My usual morning routine includes a casual scroll through my Facebook feed to see if I missed anything of vital interest overnight. Usually it's more of the same. But Monday, a post stopped me short and prompted a silent, "Really?"
It seems a young Facebook friend had traveled to North Dakota overnight and "checked in" at Standing Rock Indian Reservation in solidarity with the Sioux tribe protesting construction of an oil pipeline there. We both live in upstate New York, so this is no easy overnight jaunt. I was impressed with the young man's commitment to a cause, until I scrolled a little more and discovered that another local friend, a middle-aged woman, had also checked in at Standing Rock. I could believe that she, too, would support the cause, but I was now skeptical about the travel.
A short while later, my partner said, "My Facebook friend checked in at Standing Rock."
"Not really, I said," having finally figured out what was going on. "I think there's a movement on Facebook to show support for the protesters by checking in, virtually, at Standing Rock. It's a really cool idea."
Indeed there was and indeed it was. Cool. About a million Facebook users stood in real and virtual solidarity with the Sioux Tribe and thousands of others who have joined them in North Dakota to protest against the Dakota Access oil pipeline.
While the check-ins apparently started as a response to a request from activists at the site, who said police were using the Facebook feature to find out who was at Standing Rock in order to target them, police denied doing so. As it turned out, it didn't matter, as the massive show of online support sent a message far beyond North Dakota.
For one thing, it brought to focus an actual issue -- really several issues -- that were being played out in a part of the country far removed from the drudgery and dirty laundry of the presidential campaign. The standoff at Standing Rock had been going on for some time with major media outlets managing to ignore it while obsessing on emails and sexual predation.
I can imagine the newsroom discussion. Editor: "North Dakota? An oil pipeline? Indians? That's a long way. Can't we pick up some info from a local reporter?"
Assistant editor: "I don't know, chief, there's a bunch of tribes there and now hundreds of others supporting them and they are unarmed and the police and hired security forces are using tear gas and Mace and batons and rubber bullets -- they shot some reporter and some horses -- to force them off the land. The Sioux say it's ancient tribal land where their ancestors are buried. Also, the pipeline threatens their water source. The protesters say the private security force even used attack dogs on them. A lot of people were arrested, including what's-her-name, from NPR. It's getting ugly. Mark Rufalo was there. Bernie Sanders asked Obama to do something."
The Sioux are still waiting.
A little background for those, like myself, overwhelmed with political "news." Members of the Standing Rock Sioux Tribe see the pipeline as a threat to their water supply and their culture. They say its route crosses lands -- not part of the reservation -- where members of their tribe once hunted and were buried. They also worry about damage if the pipeline were to break where it crosses under the Missouri River, their sole source of water.

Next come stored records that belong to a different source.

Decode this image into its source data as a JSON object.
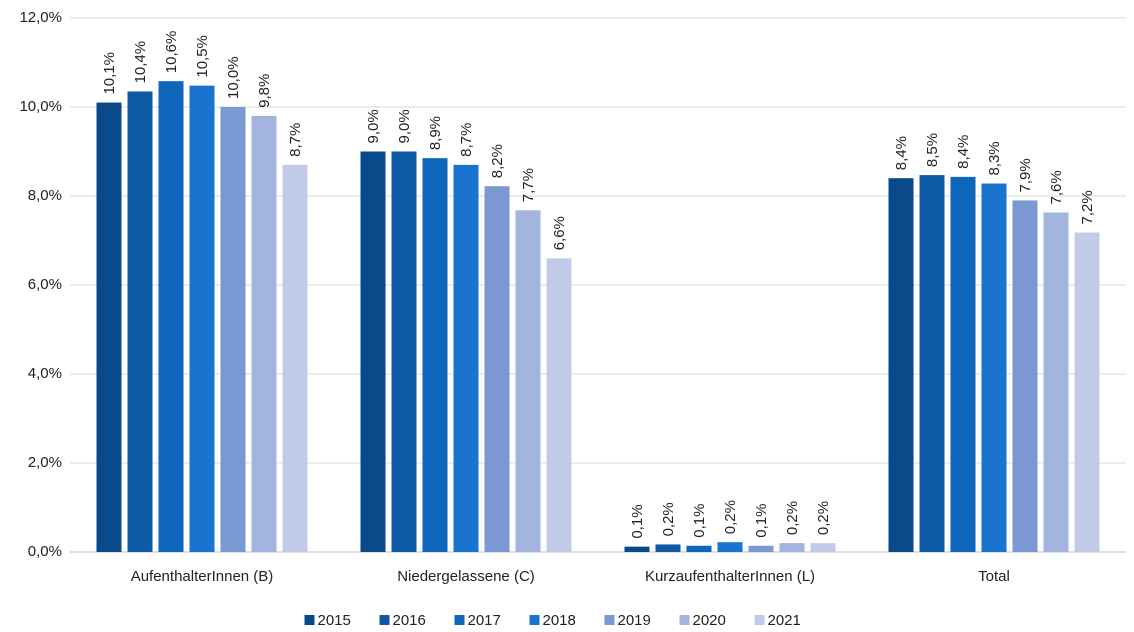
{
  "chart_data": {
    "type": "bar",
    "categories": [
      "AufenthalterInnen (B)",
      "Niedergelassene (C)",
      "KurzaufenthalterInnen (L)",
      "Total"
    ],
    "series": [
      {
        "name": "2015",
        "color": "#0a4a8a",
        "values": [
          10.1,
          9.0,
          0.12,
          8.4
        ],
        "value_labels": [
          "10,1%",
          "9,0%",
          "0,1%",
          "8,4%"
        ]
      },
      {
        "name": "2016",
        "color": "#0c59a5",
        "values": [
          10.35,
          9.0,
          0.17,
          8.47
        ],
        "value_labels": [
          "10,4%",
          "9,0%",
          "0,2%",
          "8,5%"
        ]
      },
      {
        "name": "2017",
        "color": "#0f66bd",
        "values": [
          10.58,
          8.85,
          0.14,
          8.43
        ],
        "value_labels": [
          "10,6%",
          "8,9%",
          "0,1%",
          "8,4%"
        ]
      },
      {
        "name": "2018",
        "color": "#1874cf",
        "values": [
          10.48,
          8.7,
          0.22,
          8.28
        ],
        "value_labels": [
          "10,5%",
          "8,7%",
          "0,2%",
          "8,3%"
        ]
      },
      {
        "name": "2019",
        "color": "#7a98d2",
        "values": [
          10.0,
          8.22,
          0.14,
          7.9
        ],
        "value_labels": [
          "10,0%",
          "8,2%",
          "0,1%",
          "7,9%"
        ]
      },
      {
        "name": "2020",
        "color": "#a3b5de",
        "values": [
          9.8,
          7.68,
          0.2,
          7.63
        ],
        "value_labels": [
          "9,8%",
          "7,7%",
          "0,2%",
          "7,6%"
        ]
      },
      {
        "name": "2021",
        "color": "#c2cce8",
        "values": [
          8.7,
          6.6,
          0.2,
          7.18
        ],
        "value_labels": [
          "8,7%",
          "6,6%",
          "0,2%",
          "7,2%"
        ]
      }
    ],
    "ylim": [
      0,
      12
    ],
    "yticks": [
      {
        "value": 0,
        "label": "0,0%"
      },
      {
        "value": 2,
        "label": "2,0%"
      },
      {
        "value": 4,
        "label": "4,0%"
      },
      {
        "value": 6,
        "label": "6,0%"
      },
      {
        "value": 8,
        "label": "8,0%"
      },
      {
        "value": 10,
        "label": "10,0%"
      },
      {
        "value": 12,
        "label": "12,0%"
      }
    ],
    "grid": true,
    "legend": "bottom"
  }
}
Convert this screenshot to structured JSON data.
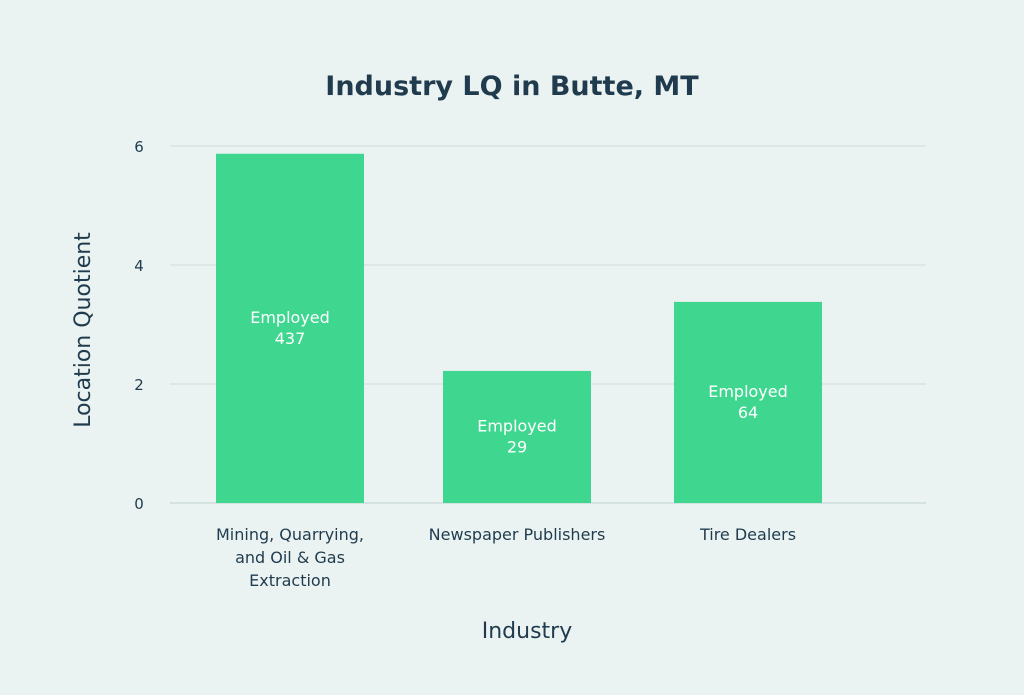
{
  "chart_data": {
    "type": "bar",
    "title": "Industry LQ in Butte, MT",
    "xlabel": "Industry",
    "ylabel": "Location Quotient",
    "ylim": [
      0,
      6
    ],
    "yticks": [
      0,
      2,
      4,
      6
    ],
    "grid": true,
    "bar_color": "#3fd790",
    "categories": [
      [
        "Mining, Quarrying,",
        "and Oil & Gas",
        "Extraction"
      ],
      [
        "Newspaper Publishers"
      ],
      [
        "Tire Dealers"
      ]
    ],
    "values": [
      5.87,
      2.22,
      3.38
    ],
    "annotations": [
      [
        "Employed",
        "437"
      ],
      [
        "Employed",
        "29"
      ],
      [
        "Employed",
        "64"
      ]
    ]
  }
}
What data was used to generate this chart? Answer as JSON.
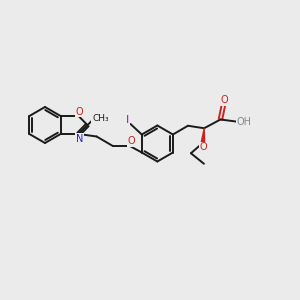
{
  "bg_color": "#ebebeb",
  "bond_color": "#1a1a1a",
  "n_color": "#2222cc",
  "o_color": "#cc2222",
  "i_color": "#bb00bb",
  "ho_color": "#888888",
  "lw": 1.4,
  "fs": 7.0,
  "figsize": [
    3.0,
    3.0
  ],
  "dpi": 100,
  "xlim": [
    0,
    12
  ],
  "ylim": [
    1,
    9
  ]
}
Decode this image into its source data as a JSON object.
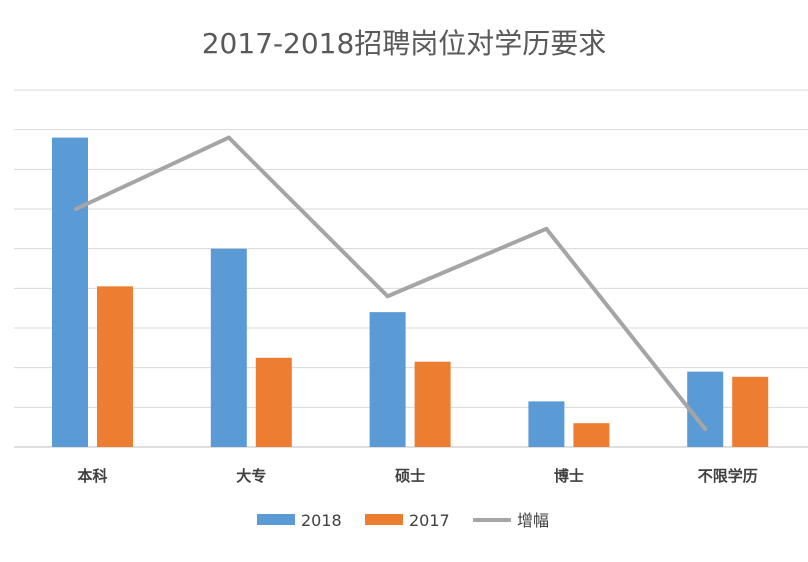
{
  "chart_data": {
    "type": "bar",
    "title": "2017-2018招聘岗位对学历要求",
    "xlabel": "",
    "ylabel": "",
    "categories": [
      "本科",
      "大专",
      "硕士",
      "博士",
      "不限学历"
    ],
    "series": [
      {
        "name": "2018",
        "kind": "bar",
        "color": "#5B9BD5",
        "values": [
          7.8,
          5.0,
          3.4,
          1.15,
          1.9
        ]
      },
      {
        "name": "2017",
        "kind": "bar",
        "color": "#ED7D31",
        "values": [
          4.05,
          2.25,
          2.15,
          0.6,
          1.77
        ]
      },
      {
        "name": "增幅",
        "kind": "line",
        "color": "#A5A5A5",
        "values": [
          6.0,
          7.8,
          3.8,
          5.5,
          0.45
        ]
      }
    ],
    "ylim": [
      0,
      9
    ],
    "gridlines": [
      0,
      1,
      2,
      3,
      4,
      5,
      6,
      7,
      8,
      9
    ],
    "grid": true,
    "y_tick_labels": false,
    "legend_position": "bottom"
  }
}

Energy Transfer, the company building the pipeline -- a $3.7 billion project -- says it will pour millions of dollars into local economies and create thousands of construction jobs. The pipeline would carry 470,000 barrels of oil a day from western North Dakota to Illinois. The pipeline was moved from its original path, closer to Bismarck, the state capital, because officials feared it could damage the city water supply. Apparently, no such concern was felt for the drinking water of the Sioux.